Жолио развел руками.
– По правде сказать, я даже не знаю толком, где эта Финляндия. Но говорят, что там чертовски холодно. Если пошлют наших, они замерзнут, честное слово! А что вы думаете о позиции Италии? Я ведь марсельский патриот… Как бы они не пошли на Марсель…
– Никогда! Они возмущены Москвой, как мы с вами. Теперь итальянская опасность миновала.
На следующий день к Виару приехала дочка Луиза. Ее мужа призвали в армию.
Гастон пишет, что там страшный беспорядок… Нет противотанковых орудий, кажется, это называется так… А у солдат нет ботинок. Они ужасно настроены. Гастон боится с ними разговаривать. Папа, что будет с Францией?
Виар слушал рассеянно.
– Ужасно!.. Я всегда говорил, что эта война ни к чему не приведет. Главное – никакой идеи… Другое дело – Финляндия…
Он начал с жаром рассказывать об операциях в Карелии, о лыжниках, «лоттах». Луиза перебила:
– Я теперь часто не могу уснуть до четырех-пяти. Все думаю, думаю… Вдруг немцы победят?
– Возможно.
Он сказал это настолько спокойно, что Луиза растерялась:
– Папа, что ты говоришь?
Он увидел, что у нее дрожат губы, – сейчас заплачет, и стал успокаивать:
– Не бойся. У нас линия Мажино…
Принесли газету. Там была статья Виара. Он внимательно прочел ее; кивал головой, одобряя свои слова. Потом взглянул на фотографию: снег, и стоят два мертвых солдата – замерзли. В руках винтовки. Как будто идут в бой – мороз продлевал жесты жизни. Виару это показалось обидным: нет успокоения, выхода…

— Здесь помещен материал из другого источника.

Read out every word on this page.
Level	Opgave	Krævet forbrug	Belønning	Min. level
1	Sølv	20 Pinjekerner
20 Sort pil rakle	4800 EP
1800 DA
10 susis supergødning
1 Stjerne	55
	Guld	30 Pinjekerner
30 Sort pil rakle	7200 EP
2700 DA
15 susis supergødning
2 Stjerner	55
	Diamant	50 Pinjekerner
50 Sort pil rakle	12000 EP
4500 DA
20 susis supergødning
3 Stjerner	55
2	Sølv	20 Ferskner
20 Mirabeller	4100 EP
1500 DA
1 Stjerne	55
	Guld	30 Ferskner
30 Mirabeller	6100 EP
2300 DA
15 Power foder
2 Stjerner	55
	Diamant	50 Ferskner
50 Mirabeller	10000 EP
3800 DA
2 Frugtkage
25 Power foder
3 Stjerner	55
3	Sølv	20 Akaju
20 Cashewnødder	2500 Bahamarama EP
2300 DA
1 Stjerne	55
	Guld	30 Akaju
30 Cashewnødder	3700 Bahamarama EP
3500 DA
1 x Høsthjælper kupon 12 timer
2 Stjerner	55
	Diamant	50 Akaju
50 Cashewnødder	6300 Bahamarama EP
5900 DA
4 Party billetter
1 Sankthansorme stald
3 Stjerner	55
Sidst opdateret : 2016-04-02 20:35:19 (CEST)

Луиза ушла. Сидя в кресле, он наслаждался покоем. Он впервые понял, что ему безразлично, кто победит. Да и в Финляндии… Не все ли равно?… Какие-то люди бегут, падают, замерзают… Это – жизнь. А он над ней, он – мир в себе, как яблоки. Довольно волнений, слов, суеты! Пора отдохнуть!
Его потревожил фотограф «Ла вуа нувель», земляк Жолио, шумный и патетичный.
– Простите за вторжение! Необходим ваш портрет на первую полосу – к событиям в Финляндии: неутомимый борец за свободу и справедливость!..
Виар поправил пенсне и постарался придать лицу мужественное выражение.